This five-piece dance composition is inspired by the Zimbabwean upbringing of director and choreographer Bawren Tavaziva.
Its title is derived from the colloquial name for servant’s quarters, a tiny one-room house behind the mansion where Tavaziva had to wait all day for his parents, and the production touches heavily on the ongoing impacts of apartheid – especially through spoken word accompaniment.
The dance itself is less transparent. It is broken into episodes that seesaw from harsher angular movements to flirty sensuality, with occasional spanking suggesting the performer’s rope costumes are emblematic of more than one sort of bondage.
While the final scenes are boldly literal – a hooded execution, with jerky arms representing the firing squad’s rifles; the dancers taking the knee next to the soundtrack talking about Black Lives Matters – for much of the piece there is little clarity in the narrative.

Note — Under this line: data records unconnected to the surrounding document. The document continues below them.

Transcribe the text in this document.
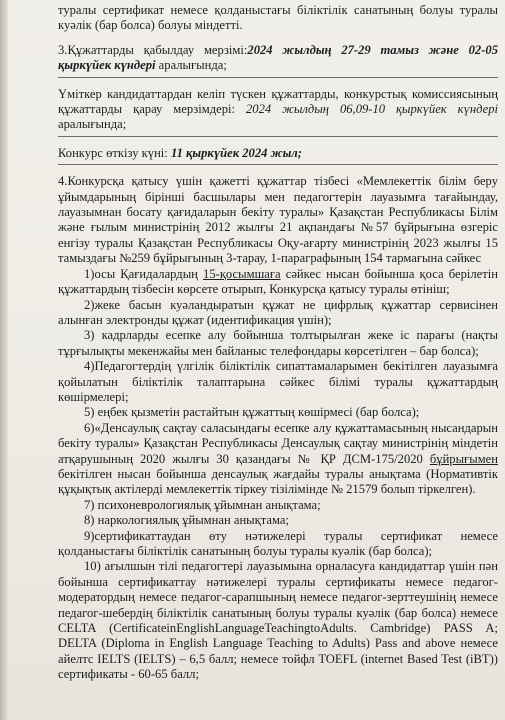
туралы сертификат немесе қолданыстағы біліктілік санатының болуы туралы куәлік (бар болса) болуы міндетті.

3.Құжаттарды қабылдау мерзімі:2024 жылдың 27-29 тамыз және 02-05 қыркүйек күндері аралығында;

Үміткер кандидаттардан келіп түскен құжаттарды, конкурстық комиссиясының құжаттарды қарау мерзімдері: 2024 жылдың 06,09-10 қыркүйек күндері аралығында;

Конкурс өткізу күні: 11 қыркүйек 2024 жыл;

4.Конкурсқа қатысу үшін қажетті құжаттар тізбесі «Мемлекеттік білім беру ұйымдарының бірінші басшылары мен педагогтерін лауазымға тағайындау, лауазымнан босату қағидаларын бекіту туралы» Қазақстан Республикасы Білім және ғылым министрінің 2012 жылғы 21 ақпандағы №57 бұйрығына өзгеріс енгізу туралы Қазақстан Республикасы Оқу-ағарту министрінің 2023 жылғы 15 тамыздағы №259 бұйрығының 3-тарау, 1-параграфының 154 тармағына сәйкес

1)осы Қағидалардың 15-қосымшаға сәйкес нысан бойынша қоса берілетін құжаттардың тізбесін көрсете отырып, Конкурсқа қатысу туралы өтініш;

2)жеке басын куәландыратын құжат не цифрлық құжаттар сервисінен алынған электронды құжат (идентификация үшін);

3) кадрларды есепке алу бойынша толтырылған жеке іс парағы (нақты тұрғылықты мекенжайы мен байланыс телефондары көрсетілген – бар болса);

4)Педагогтердің үлгілік біліктілік сипаттамаларымен бекітілген лауазымға қойылатын біліктілік талаптарына сәйкес білімі туралы құжаттардың көшірмелері;

5) еңбек қызметін растайтын құжаттың көшірмесі (бар болса);

6)«Денсаулық сақтау саласындағы есепке алу құжаттамасының нысандарын бекіту туралы» Қазақстан Республикасы Денсаулық сақтау министрінің міндетін атқарушының 2020 жылғы 30 қазандағы № ҚР ДСМ-175/2020 бұйрығымен бекітілген нысан бойынша денсаулық жағдайы туралы анықтама (Нормативтік құқықтық актілерді мемлекеттік тіркеу тізілімінде № 21579 болып тіркелген).

7) психоневрологиялық ұйымнан анықтама;

8) наркологиялық ұйымнан анықтама;

9)сертификаттаудан өту нәтижелері туралы сертификат немесе қолданыстағы біліктілік санатының болуы туралы куәлік (бар болса);

10) ағылшын тілі педагогтері лауазымына орналасуға кандидаттар үшін пән бойынша сертификаттау нәтижелері туралы сертификаты немесе педагог-модератордың немесе педагог-сарапшының немесе педагог-зерттеушінің немесе педагог-шебердің біліктілік санатының болуы туралы куәлік (бар болса) немесе CELTA (CertificateinEnglishLanguageTeachingtoAdults. Cambridge) PASS A; DELTA (Diploma in English Language Teaching to Adults) Pass and above немесе айелтс IELTS (IELTS) – 6,5 балл; немесе тойфл TOEFL (internet Based Test (iBT)) сертификаты - 60-65 балл;
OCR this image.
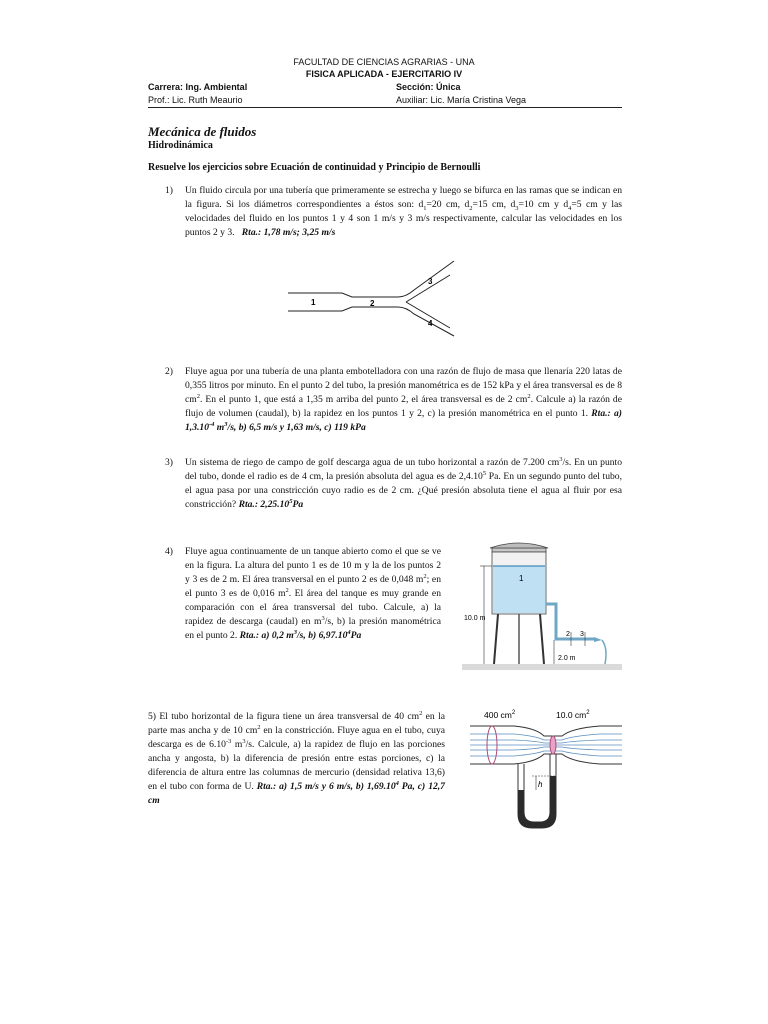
FACULTAD DE CIENCIAS AGRARIAS - UNA
FISICA APLICADA - EJERCITARIO IV
Carrera: Ing. Ambiental	Sección: Única
Prof.: Lic. Ruth Meaurio	Auxiliar: Lic. María Cristina Vega
Mecánica de fluidos
Hidrodinámica
Resuelve los ejercicios sobre Ecuación de continuidad y Principio de Bernoulli
1) Un fluido circula por una tubería que primeramente se estrecha y luego se bifurca en las ramas que se indican en la figura. Si los diámetros correspondientes a éstos son: $d_1=20$ cm, $d_2=15$ cm, $d_3=10$ cm y $d_4=5$ cm y las velocidades del fluido en los puntos 1 y 4 son 1 m/s y 3 m/s respectivamente, calcular las velocidades en los puntos 2 y 3. Rta.: 1,78 m/s; 3,25 m/s
1	2
3
4
2) Fluye agua por una tubería de una planta embotelladora con una razón de flujo de masa que llenaría 220 latas de 0,355 litros por minuto. En el punto 2 del tubo, la presión manométrica es de 152 kPa y el área transversal es de 8 $cm^2$. En el punto 1, que está a 1,35 m arriba del punto 2, el área transversal es de 2 $cm^2$. Calcule a) la razón de flujo de volumen (caudal), b) la rapidez en los puntos 1 y 2, c) la presión manométrica en el punto 1. Rta.: a) $1,3.10^{-4}$ $m^3/s$, b) 6,5 m/s y 1,63 m/s, c) 119 kPa
3) Un sistema de riego de campo de golf descarga agua de un tubo horizontal a razón de 7.200 $cm^3/s$. En un punto del tubo, donde el radio es de 4 cm, la presión absoluta del agua es de 2,4.10$^5$ Pa. En un segundo punto del tubo, el agua pasa por una constricción cuyo radio es de 2 cm. ¿Qué presión absoluta tiene el agua al fluir por esa constricción? Rta.: 2,25.10$^5$Pa
4) Fluye agua continuamente de un tanque abierto como el que se ve en la figura. La altura del punto 1 es de 10 m y la de los puntos 2 y 3 es de 2 m. El área transversal en el punto 2 es de 0,048 $m^2$; en el punto 3 es de 0,016 $m^2$. El área del tanque es muy grande en comparación con el área transversal del tubo. Calcule, a) la rapidez de descarga (caudal) en $m^3/s$, b) la presión manométrica en el punto 2. Rta.: a) 0,2 $m^3/s$, b) 6,97.10$^4$Pa
1
2 3
10.0 m
2.0 m
5) El tubo horizontal de la figura tiene un área transversal de 40 $cm^2$ en la parte mas ancha y de 10 $cm^2$ en la constricción. Fluye agua en el tubo, cuya descarga es de $6.10^{-3}$ $m^3/s$. Calcule, a) la rapidez de flujo en las porciones ancha y angosta, b) la diferencia de presión entre estas porciones, c) la diferencia de altura entre las columnas de mercurio (densidad relativa 13,6) en el tubo con forma de U. Rta.: a) 1,5 m/s y 6 m/s, b) 1,69.10$^4$ Pa, c) 12,7 cm
400 $cm^2$	10.0 $cm^2$
h
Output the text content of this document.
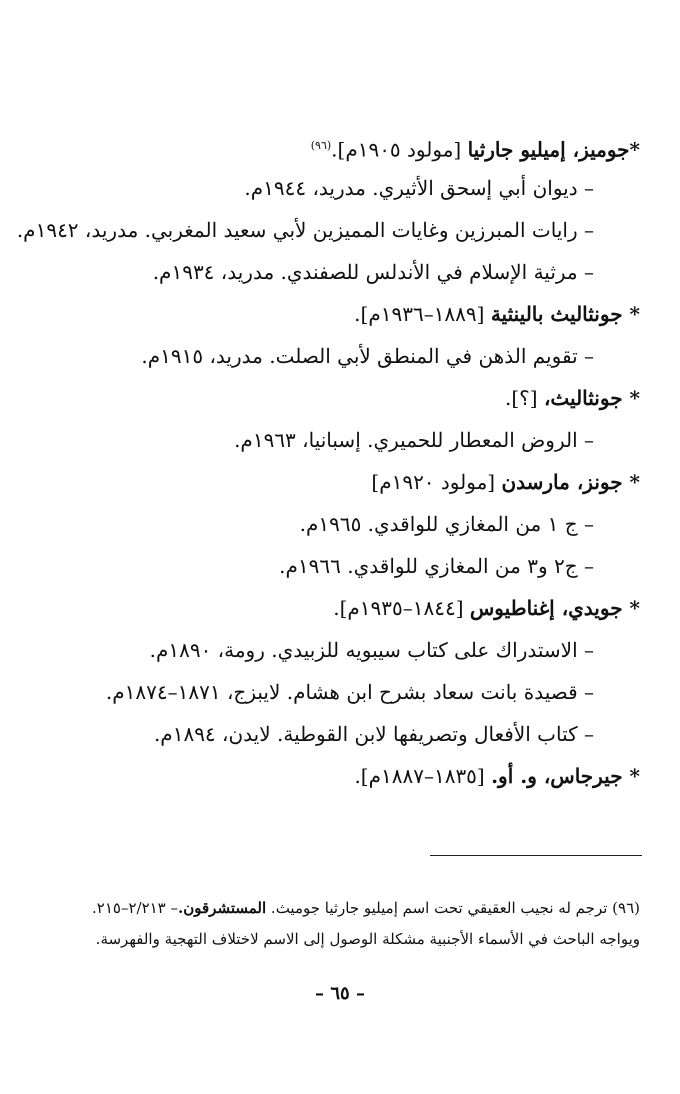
*جوميز، إميليو جارثيا [مولود ١٩٠٥م].$^{(٩٦)}$
– ديوان أبي إسحق الأثيري. مدريد، ١٩٤٤م.
– رايات المبرزين وغايات المميزين لأبي سعيد المغربي. مدريد، ١٩٤٢م.
– مرثية الإسلام في الأندلس للصفندي. مدريد، ١٩٣٤م.
* جونثاليث بالينثية [١٨٨٩–١٩٣٦م].
– تقويم الذهن في المنطق لأبي الصلت. مدريد، ١٩١٥م.
* جونثاليث، [؟].
– الروض المعطار للحميري. إسبانيا، ١٩٦٣م.
* جونز، مارسدن [مولود ١٩٢٠م]
– ج ١ من المغازي للواقدي. ١٩٦٥م.
– ج٢ و٣ من المغازي للواقدي. ١٩٦٦م.
* جويدي، إغناطيوس [١٨٤٤–١٩٣٥م].
– الاستدراك على كتاب سيبويه للزبيدي. رومة، ١٨٩٠م.
– قصيدة بانت سعاد بشرح ابن هشام. لايبزج، ١٨٧١–١٨٧٤م.
– كتاب الأفعال وتصريفها لابن القوطية. لايدن، ١٨٩٤م.
* جيرجاس، و. أو. [١٨٣٥–١٨٨٧م].
(٩٦) ترجم له نجيب العقيقي تحت اسم إميليو جارثيا جوميث. المستشرقون.– ٢/٢١٣–٢١٥.
ويواجه الباحث في الأسماء الأجنبية مشكلة الوصول إلى الاسم لاختلاف التهجية والفهرسة.
– ٦٥ –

The soundtrack mixes music with conversational spoken word, sometimes repeated and distorted, but it seems largely disconnected to the dance. The topics jump disorientatingly around, from claiming you can’t be afraid while holding a Labrador, to talking about black kings and queens.
The choreography is intense and at times frenetic, with plenty of clever motifs and different influences on display through the straight one-hour show, but it doesn’t build to full satisfaction. The delivery could be crisper too, with the performers not quite holding together in places.
There are some good elements here but it needs a strong external eye to strip it back and rebuild to truly succeed.